Both of them cast their eyes together outside their window, across the ruins, where artillery shells fell unabated, and tanks rolled across the streets of the city. The sky was choked with smoke from fires and blasts, and hundreds, thousands, of soldiers fought across the blocks they could see from their position. The Major took in this sight, in part with melancholy, anger, regret, and in part with renewed determination.

Major Madiha Nakar, current head of Battlegroup of Ox as well the 3rd KVW Motor Rifles Division and the 5th KVW Mechanized Division, felt the tell-tale pain in her eyes, the eerie sense that blood was rushing to them and out of them, as she put her mind to work on a solution to the deadlock she and her forces had found themselves.

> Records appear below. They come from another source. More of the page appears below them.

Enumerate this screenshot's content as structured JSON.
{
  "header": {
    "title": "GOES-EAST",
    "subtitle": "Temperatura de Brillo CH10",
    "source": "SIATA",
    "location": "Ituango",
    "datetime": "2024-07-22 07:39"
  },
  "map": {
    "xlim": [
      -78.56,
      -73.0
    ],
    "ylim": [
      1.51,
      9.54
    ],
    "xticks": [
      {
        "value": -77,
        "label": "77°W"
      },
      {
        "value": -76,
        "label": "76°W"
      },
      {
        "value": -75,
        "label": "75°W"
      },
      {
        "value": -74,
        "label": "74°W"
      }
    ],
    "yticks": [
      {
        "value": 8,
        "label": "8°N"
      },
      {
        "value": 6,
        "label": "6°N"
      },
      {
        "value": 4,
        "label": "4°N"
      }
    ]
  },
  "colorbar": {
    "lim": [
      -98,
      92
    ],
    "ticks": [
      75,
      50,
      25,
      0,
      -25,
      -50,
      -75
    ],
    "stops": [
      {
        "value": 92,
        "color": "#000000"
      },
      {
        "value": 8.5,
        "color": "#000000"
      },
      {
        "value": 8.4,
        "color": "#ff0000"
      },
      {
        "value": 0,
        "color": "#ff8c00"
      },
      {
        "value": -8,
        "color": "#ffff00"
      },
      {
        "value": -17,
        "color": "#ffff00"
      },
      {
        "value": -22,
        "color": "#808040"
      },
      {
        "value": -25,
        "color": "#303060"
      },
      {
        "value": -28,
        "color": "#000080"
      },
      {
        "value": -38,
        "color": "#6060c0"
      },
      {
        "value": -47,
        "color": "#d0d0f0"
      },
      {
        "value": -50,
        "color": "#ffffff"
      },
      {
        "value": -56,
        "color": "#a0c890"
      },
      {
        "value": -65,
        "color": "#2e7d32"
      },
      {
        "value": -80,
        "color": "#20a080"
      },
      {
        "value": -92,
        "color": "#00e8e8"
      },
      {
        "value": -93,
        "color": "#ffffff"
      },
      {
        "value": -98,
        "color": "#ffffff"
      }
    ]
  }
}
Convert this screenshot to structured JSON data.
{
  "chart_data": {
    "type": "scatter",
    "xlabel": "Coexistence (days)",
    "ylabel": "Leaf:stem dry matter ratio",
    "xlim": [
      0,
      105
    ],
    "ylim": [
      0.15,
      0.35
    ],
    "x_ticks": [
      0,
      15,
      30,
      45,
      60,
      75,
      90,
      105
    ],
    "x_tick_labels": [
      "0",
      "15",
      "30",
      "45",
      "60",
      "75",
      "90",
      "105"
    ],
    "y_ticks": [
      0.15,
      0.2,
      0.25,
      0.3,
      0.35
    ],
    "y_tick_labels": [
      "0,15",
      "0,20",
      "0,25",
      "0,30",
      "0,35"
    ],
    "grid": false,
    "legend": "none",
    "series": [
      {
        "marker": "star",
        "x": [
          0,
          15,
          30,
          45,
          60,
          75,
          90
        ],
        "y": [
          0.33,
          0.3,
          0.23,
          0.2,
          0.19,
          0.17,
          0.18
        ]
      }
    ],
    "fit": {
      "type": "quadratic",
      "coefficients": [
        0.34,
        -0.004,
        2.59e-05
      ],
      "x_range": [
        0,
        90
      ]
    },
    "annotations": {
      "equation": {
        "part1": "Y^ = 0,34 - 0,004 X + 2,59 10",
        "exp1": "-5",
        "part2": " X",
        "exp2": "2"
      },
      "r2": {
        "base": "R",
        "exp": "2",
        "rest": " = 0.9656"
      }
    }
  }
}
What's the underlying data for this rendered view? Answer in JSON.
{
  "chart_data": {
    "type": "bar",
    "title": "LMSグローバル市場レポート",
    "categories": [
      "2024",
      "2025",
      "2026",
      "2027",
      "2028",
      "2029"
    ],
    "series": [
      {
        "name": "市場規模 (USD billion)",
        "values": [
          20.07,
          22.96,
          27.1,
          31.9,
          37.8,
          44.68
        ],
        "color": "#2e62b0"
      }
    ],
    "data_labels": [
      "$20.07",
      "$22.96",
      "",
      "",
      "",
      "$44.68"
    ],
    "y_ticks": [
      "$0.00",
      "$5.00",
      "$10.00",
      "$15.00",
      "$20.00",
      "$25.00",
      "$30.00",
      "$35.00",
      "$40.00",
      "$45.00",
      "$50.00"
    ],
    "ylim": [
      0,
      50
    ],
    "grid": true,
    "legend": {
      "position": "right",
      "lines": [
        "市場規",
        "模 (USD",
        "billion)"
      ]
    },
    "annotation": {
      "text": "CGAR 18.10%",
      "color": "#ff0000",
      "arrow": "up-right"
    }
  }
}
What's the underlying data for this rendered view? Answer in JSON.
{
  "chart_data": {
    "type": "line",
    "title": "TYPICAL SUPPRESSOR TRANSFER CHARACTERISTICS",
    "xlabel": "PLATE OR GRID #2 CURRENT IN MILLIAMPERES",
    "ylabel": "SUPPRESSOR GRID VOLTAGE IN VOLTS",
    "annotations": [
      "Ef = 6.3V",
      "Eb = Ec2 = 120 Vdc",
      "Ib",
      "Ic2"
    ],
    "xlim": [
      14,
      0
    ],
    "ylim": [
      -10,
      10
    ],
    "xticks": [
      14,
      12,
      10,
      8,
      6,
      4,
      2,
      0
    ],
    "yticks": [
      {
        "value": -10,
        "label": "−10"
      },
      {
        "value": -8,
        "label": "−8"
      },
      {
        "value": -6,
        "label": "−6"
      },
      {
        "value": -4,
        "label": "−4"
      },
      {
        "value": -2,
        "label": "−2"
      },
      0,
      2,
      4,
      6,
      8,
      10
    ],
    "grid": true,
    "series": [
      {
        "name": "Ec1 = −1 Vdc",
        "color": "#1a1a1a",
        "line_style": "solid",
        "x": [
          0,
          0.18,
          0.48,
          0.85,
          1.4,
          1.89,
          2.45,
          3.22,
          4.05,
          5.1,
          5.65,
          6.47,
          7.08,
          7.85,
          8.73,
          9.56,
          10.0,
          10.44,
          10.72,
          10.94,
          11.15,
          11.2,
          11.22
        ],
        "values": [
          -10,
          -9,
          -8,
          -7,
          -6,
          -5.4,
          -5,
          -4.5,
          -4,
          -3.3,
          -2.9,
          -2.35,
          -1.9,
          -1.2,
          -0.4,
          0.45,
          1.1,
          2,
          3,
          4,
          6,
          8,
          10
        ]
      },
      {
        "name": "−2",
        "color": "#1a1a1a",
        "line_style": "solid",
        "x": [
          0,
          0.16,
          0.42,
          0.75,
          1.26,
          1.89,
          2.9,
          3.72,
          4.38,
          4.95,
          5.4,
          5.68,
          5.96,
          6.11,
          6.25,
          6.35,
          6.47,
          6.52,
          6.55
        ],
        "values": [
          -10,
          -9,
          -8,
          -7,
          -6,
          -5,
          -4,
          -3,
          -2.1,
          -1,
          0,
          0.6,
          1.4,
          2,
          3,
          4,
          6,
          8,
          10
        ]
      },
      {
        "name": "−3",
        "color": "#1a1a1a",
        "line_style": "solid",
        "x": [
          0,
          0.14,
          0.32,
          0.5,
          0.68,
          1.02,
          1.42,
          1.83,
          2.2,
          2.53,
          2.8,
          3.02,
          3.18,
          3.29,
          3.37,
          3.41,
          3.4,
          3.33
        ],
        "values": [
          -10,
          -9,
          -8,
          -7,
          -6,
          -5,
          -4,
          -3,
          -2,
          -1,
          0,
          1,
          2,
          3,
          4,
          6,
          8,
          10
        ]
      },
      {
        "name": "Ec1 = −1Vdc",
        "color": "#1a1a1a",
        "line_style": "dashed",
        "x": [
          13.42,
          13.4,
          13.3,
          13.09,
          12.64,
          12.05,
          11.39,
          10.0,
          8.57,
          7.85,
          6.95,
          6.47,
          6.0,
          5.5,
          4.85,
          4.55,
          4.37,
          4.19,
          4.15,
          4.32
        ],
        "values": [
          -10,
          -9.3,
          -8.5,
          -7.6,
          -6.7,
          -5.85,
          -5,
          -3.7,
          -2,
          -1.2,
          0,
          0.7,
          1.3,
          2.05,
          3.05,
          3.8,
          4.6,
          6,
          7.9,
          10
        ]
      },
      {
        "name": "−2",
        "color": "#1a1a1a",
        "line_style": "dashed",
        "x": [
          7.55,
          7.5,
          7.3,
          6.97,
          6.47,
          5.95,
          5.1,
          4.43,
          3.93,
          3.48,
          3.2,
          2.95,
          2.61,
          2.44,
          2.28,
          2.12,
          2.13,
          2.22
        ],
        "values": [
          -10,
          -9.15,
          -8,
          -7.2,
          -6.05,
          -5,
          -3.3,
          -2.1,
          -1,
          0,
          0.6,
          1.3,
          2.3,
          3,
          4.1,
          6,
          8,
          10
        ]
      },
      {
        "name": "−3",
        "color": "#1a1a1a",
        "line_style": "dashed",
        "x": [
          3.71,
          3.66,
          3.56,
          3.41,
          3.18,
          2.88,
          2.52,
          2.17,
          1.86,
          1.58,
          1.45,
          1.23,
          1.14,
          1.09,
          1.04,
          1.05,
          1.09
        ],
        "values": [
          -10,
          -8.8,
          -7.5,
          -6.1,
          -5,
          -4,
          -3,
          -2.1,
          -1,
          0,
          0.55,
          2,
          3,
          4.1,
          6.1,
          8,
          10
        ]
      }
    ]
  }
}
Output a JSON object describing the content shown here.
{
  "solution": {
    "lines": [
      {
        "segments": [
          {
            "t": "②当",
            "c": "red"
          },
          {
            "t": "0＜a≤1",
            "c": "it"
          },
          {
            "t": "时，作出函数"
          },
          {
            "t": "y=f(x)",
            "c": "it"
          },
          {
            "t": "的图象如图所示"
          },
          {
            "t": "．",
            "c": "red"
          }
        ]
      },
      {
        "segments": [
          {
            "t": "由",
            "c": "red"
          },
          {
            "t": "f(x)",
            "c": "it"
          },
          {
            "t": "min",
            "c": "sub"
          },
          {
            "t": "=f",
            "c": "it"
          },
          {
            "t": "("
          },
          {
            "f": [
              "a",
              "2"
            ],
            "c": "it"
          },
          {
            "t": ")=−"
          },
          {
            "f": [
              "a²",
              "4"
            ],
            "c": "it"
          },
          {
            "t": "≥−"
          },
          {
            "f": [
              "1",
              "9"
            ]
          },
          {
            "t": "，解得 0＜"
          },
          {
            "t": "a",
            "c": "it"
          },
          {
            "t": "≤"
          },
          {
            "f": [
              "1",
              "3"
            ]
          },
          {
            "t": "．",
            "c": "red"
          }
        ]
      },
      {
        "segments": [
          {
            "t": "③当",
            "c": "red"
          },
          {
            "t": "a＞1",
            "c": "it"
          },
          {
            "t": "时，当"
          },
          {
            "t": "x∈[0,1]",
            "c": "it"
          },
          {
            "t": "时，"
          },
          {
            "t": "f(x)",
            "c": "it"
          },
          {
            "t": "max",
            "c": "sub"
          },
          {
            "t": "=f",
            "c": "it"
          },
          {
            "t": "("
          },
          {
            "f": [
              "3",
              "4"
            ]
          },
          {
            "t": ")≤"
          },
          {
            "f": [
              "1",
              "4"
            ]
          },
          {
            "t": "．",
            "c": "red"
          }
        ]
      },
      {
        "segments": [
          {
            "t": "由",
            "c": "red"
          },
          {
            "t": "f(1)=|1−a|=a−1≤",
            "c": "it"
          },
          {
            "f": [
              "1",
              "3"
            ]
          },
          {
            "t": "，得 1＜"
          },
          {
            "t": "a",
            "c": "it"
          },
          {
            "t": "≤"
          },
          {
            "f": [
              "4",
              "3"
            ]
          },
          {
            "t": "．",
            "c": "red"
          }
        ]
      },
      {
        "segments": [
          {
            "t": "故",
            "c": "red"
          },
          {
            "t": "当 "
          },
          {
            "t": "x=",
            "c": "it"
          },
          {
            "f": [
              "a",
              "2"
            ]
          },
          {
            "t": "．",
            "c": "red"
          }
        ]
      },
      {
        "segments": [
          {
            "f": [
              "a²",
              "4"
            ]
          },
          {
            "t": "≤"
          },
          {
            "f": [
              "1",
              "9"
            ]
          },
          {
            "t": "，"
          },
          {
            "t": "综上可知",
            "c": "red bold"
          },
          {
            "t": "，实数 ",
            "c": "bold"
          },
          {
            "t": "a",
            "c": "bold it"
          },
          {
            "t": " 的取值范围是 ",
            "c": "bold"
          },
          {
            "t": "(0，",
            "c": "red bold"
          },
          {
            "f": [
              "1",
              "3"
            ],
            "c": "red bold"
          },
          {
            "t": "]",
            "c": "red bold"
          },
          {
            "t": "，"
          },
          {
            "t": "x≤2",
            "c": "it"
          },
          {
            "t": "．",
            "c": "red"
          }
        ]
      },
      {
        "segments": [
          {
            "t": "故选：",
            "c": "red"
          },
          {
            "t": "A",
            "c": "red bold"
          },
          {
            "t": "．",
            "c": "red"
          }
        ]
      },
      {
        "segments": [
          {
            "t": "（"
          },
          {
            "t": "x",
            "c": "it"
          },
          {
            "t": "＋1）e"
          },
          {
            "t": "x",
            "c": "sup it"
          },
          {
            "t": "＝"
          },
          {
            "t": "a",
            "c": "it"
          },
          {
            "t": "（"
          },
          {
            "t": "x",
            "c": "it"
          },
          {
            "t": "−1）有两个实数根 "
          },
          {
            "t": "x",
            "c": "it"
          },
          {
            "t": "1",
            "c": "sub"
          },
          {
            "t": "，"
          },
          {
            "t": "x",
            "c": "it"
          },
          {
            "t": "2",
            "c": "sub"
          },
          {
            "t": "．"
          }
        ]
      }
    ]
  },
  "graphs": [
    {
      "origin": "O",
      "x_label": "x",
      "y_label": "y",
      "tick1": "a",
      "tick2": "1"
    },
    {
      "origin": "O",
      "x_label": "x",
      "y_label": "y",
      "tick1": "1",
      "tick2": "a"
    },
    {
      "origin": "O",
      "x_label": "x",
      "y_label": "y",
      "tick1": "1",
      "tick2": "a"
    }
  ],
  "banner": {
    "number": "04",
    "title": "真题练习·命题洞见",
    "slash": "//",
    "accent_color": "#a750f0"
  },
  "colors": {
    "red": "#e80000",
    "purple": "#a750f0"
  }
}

She had a battle to fight, and time was growing short. Nocht was closing in.

“So, what does this mean for us then? Knyskna?” Parinita asked.

“It means we’ll have to speed things up here.” Madiha said.

She looked out to a makeshift calendar on the wall, and swiped a little line across it with a pen. Hastily drawn up and written by Parinita, this record of their days was a grid of checkboxes to mark down.

At the top it read:

Adjar Dominance – Ox FOB “Madiha’s House”

[9th] Day of the Battle of Bada Aso.